My time in the States was an enlightening one. I've learned to be comfortable in my independence, so returning and being subjected to errands, group dinners, and cohesive plans was a difficult transition. Seeing my parents was simultaneously rewarding and stressing for many reasons. Firstly, because my vices are inherited. It's difficult enough to see and address problems in oneself, let alone see someone you care about practice the same poor judgment. Secondly, because I want to positively influence my parents' lifestyle choices, but because they raised me, they find it difficult to accept my advice. Thirdly, because riding in a car is now ridiculously claustrophobic, traffic is even more abhorrent, and don't get me started about lengthy trips for daily chores.

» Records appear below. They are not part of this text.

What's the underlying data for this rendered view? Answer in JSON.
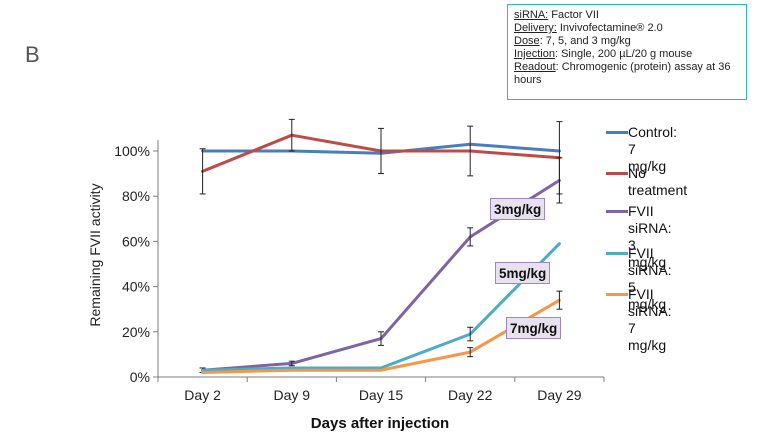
{
  "panel_letter": "B",
  "info_box": {
    "lines": [
      {
        "key": "siRNA:",
        "value": " Factor VII"
      },
      {
        "key": "Delivery:",
        "value": " Invivofectamine® 2.0"
      },
      {
        "key": "Dose",
        "value": ": 7, 5, and 3 mg/kg"
      },
      {
        "key": "Injection",
        "value": ": Single, 200 µL/20 g mouse"
      },
      {
        "key": "Readout",
        "value": ": Chromogenic (protein) assay at 36 hours"
      }
    ]
  },
  "annotations": {
    "dose_3": "3mg/kg",
    "dose_5": "5mg/kg",
    "dose_7": "7mg/kg"
  },
  "chart_data": {
    "type": "line",
    "xlabel": "Days after injection",
    "ylabel": "Remaining FVII activity",
    "categories": [
      "Day 2",
      "Day 9",
      "Day 15",
      "Day 22",
      "Day 29"
    ],
    "y_ticks": [
      "0%",
      "20%",
      "40%",
      "60%",
      "80%",
      "100%"
    ],
    "ylim": [
      0,
      100
    ],
    "grid": false,
    "legend_position": "right",
    "series": [
      {
        "name": "Control: 7 mg/kg",
        "color": "#4a7ebb",
        "values": [
          100,
          100,
          99,
          103,
          100
        ],
        "error": [
          0,
          0,
          0,
          0,
          0
        ]
      },
      {
        "name": "No treatment",
        "color": "#be4b48",
        "values": [
          91,
          107,
          100,
          100,
          97
        ],
        "error": [
          10,
          7,
          10,
          11,
          16
        ]
      },
      {
        "name": "FVII siRNA:\n3 mg/kg",
        "color": "#7f63a4",
        "values": [
          3,
          6,
          17,
          62,
          87
        ],
        "error": [
          1,
          1,
          3,
          4,
          10
        ]
      },
      {
        "name": "FVII siRNA:\n5 mg/kg",
        "color": "#4bacc6",
        "values": [
          3,
          4,
          4,
          19,
          59
        ],
        "error": [
          0,
          0,
          0,
          3,
          0
        ]
      },
      {
        "name": "FVII siRNA:\n7 mg/kg",
        "color": "#f79646",
        "values": [
          2,
          3,
          3,
          11,
          34
        ],
        "error": [
          0,
          0,
          0,
          2,
          4
        ]
      }
    ]
  }
}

However, I've gleaned some amazing reminders from this trip. My friends are still my friends. It's incredible how much I've laughed over these two weeks, as friends I haven't spoken to regularly have made significant reappearances in my life. Distance does not always make the heart grow fonder, but when it has little effect whatsoever on your friendship, you know for sure it is not a fleeting one. I'm so glad for this reminder. There are definitely goodbyes that may never become hellos again, but that does not mean the quality of the friendship is not still there, still waiting to be ignited. Next I return to the US, I hope that more of these friendships are rediscovered and enlivened.
Wow, I'm speaking like an optimist. And I haven't even spoken about my showcase in NYC!
Here goes. I've improved. I've improved as an actor and singer, resorting to technique rather than worry. Moreover, I've developed an understanding of what I can offer as an artist; sure there are actors who can play any role, but in the three minutes I had to show the New York audiences, I was going to do what I do best. Me. I was sweet. I was optimistic. I was naive. I was driven. Sure, I've been able to play crazy, intelligent and haunted (among other things), but I showed a simplicity - the thing I love to do best.
Follow that up with a visit to my brand new nephew, Griffin, and I may have completed one of the most fulfilling two weeks of my twenties. I'm pretty proud of that. I'm also pretty proud of the fact that I'm returning to London with unprecedented positivity, to people who love me, to a complete host of new experiences.
Bring on the rest of the year. Also, anyone in London willing to celebrate Thanksgiving with me? We're (i.e. Rick) is cooking TofuTurkey. He doesn't know it yet.